The famous trichotomous Quality of Service (QoS) triangle consists of three main players: the sender, the receiver and the Internet Service Provider (ISP), also known as the carrier. The sender wants to send any type of traffic any time, whereas the receiver expects to receive all this sent traffic intact, with low delay. In addition, the third player, the carrier, wants to use the minimum possible network capacity per customer, so that it can take more customers on its network, resulting in higher profits. Between the three components, with high stakes in the designing and provisioning of the IP-based Internet, the overall performance of a network is established. However, it is the competing expectations and demands of the three parties that makes QoS design and provisioning such an interesting topic and ongoing research problem.
This book describes queuing-based solutions for estimating the bandwidth required for a video stream of packets so that a given percentile of the end-to-end delay is satisfied. In addition, a thorough investigation of the bandwidth required to satisfy given constraints on the percentile end-to-end delay, jitter, and packet loss rate, is undertaken using a CPU-efficient activity-based simulation model.
Within this theme, this book provides analytic expressions for adding percentiles, queuing-analytic calculation of the percentile end-to-end delay assuming an MMPP2 (two-stage Markov-Modulated Poisson Process) or MAP2 (two-stage Markov Arrival Process) arrival process.

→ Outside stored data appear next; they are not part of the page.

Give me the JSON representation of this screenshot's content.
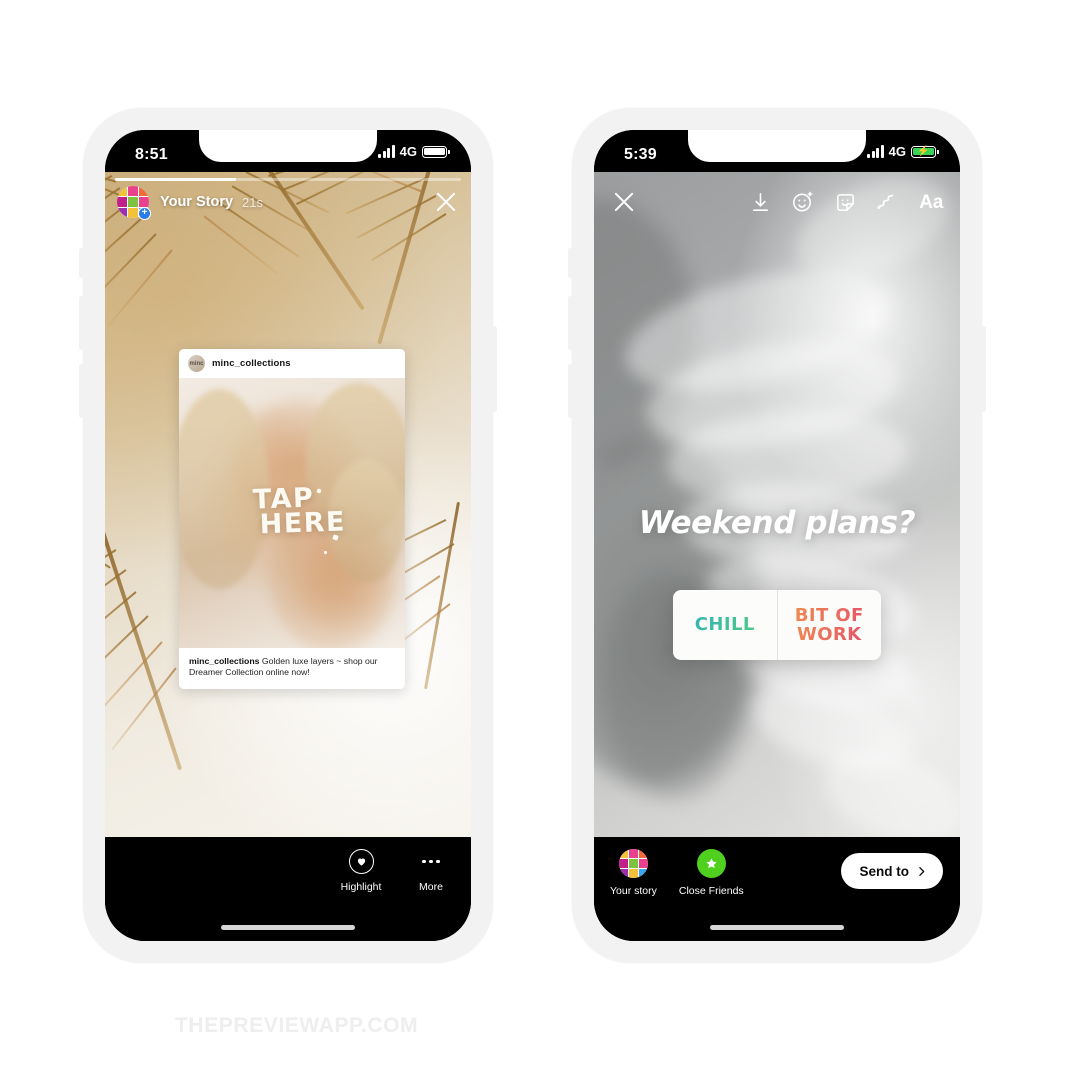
{
  "watermark": "THEPREVIEWAPP.COM",
  "phone_left": {
    "status": {
      "time": "8:51",
      "network": "4G",
      "battery_charging": false,
      "signal_icon": "signal-bars-icon",
      "battery_icon": "battery-icon"
    },
    "story": {
      "avatar_icon": "preview-grid-avatar",
      "add_badge": "+",
      "username": "Your Story",
      "elapsed": "21s",
      "close_icon": "close-icon",
      "progress_percent": 35
    },
    "post_card": {
      "avatar_icon": "minc-avatar",
      "avatar_text": "minc",
      "handle": "minc_collections",
      "overlay_line1": "TAP",
      "overlay_line2": "HERE",
      "caption_author": "minc_collections",
      "caption_text": " Golden luxe layers ~ shop our Dreamer Collection online now!"
    },
    "bottom_actions": [
      {
        "label": "Highlight",
        "icon": "heart-circle-icon"
      },
      {
        "label": "More",
        "icon": "more-dots-icon"
      }
    ]
  },
  "phone_right": {
    "status": {
      "time": "5:39",
      "network": "4G",
      "battery_charging": true,
      "signal_icon": "signal-bars-icon",
      "battery_icon": "battery-charging-icon"
    },
    "toolbar": {
      "close_icon": "close-icon",
      "tools": [
        {
          "name": "download-icon",
          "label": "Download"
        },
        {
          "name": "effects-icon",
          "label": "Effects"
        },
        {
          "name": "sticker-icon",
          "label": "Stickers"
        },
        {
          "name": "draw-icon",
          "label": "Draw"
        },
        {
          "name": "text-icon",
          "label": "Aa"
        }
      ],
      "text_tool_label": "Aa"
    },
    "creative": {
      "title": "Weekend plans?",
      "poll": {
        "option_left": "CHILL",
        "option_right_line1": "BIT OF",
        "option_right_line2": "WORK",
        "color_left_start": "#35b6b0",
        "color_left_end": "#4ec88a",
        "color_right_start": "#f08a52",
        "color_right_end": "#e3556a"
      }
    },
    "share": {
      "targets": [
        {
          "label": "Your story",
          "icon": "preview-grid-avatar"
        },
        {
          "label": "Close Friends",
          "icon": "close-friends-star-icon"
        }
      ],
      "send_button_label": "Send to",
      "send_button_icon": "chevron-right-icon"
    }
  },
  "avatar_colors": [
    "#f3c13a",
    "#e8428f",
    "#f06a3a",
    "#c0208a",
    "#7fc242",
    "#e8428f",
    "#9b2fae",
    "#f3c13a",
    "#3ba5f0"
  ]
}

The authors also provide qualitative results on the dominance of constraints on the percentile end-to-end delay, jitter, and packet loss rate, as well as examples using traces from Telepresence, WebEx, and IPTV.
1. Partitioning the End-to-End QoS Budget to Domains.
2. Bandwidth Allocation for Video: MMPP2 Arrivals.
3. Bandwidth Allocation for Video: MAP2 Arrivals.
4. Bandwidth Allocation for Video: Video Traces.
Bushra Anjum is a Fulbright scholar and Assistant Professor in the Computer Science department at Missouri University of Science and Technology in the USA. Her research interests include mathematical and simulation based foundations of performance evaluation, network modeling and resource allocation under QoS constraints, queuing theory, data & network analytics and data science.
Harry Perros is an IEEE Fellow, Professor of Computer Science and the co-founder and program coordinator of the Master of Science degree in Computer Networks at NC State University in the USA. His current research interests are in the areas of video traffic modeling, resource allocation under QoS, capacity planning of clouds, IoT, queuing theory and hidden Markov models.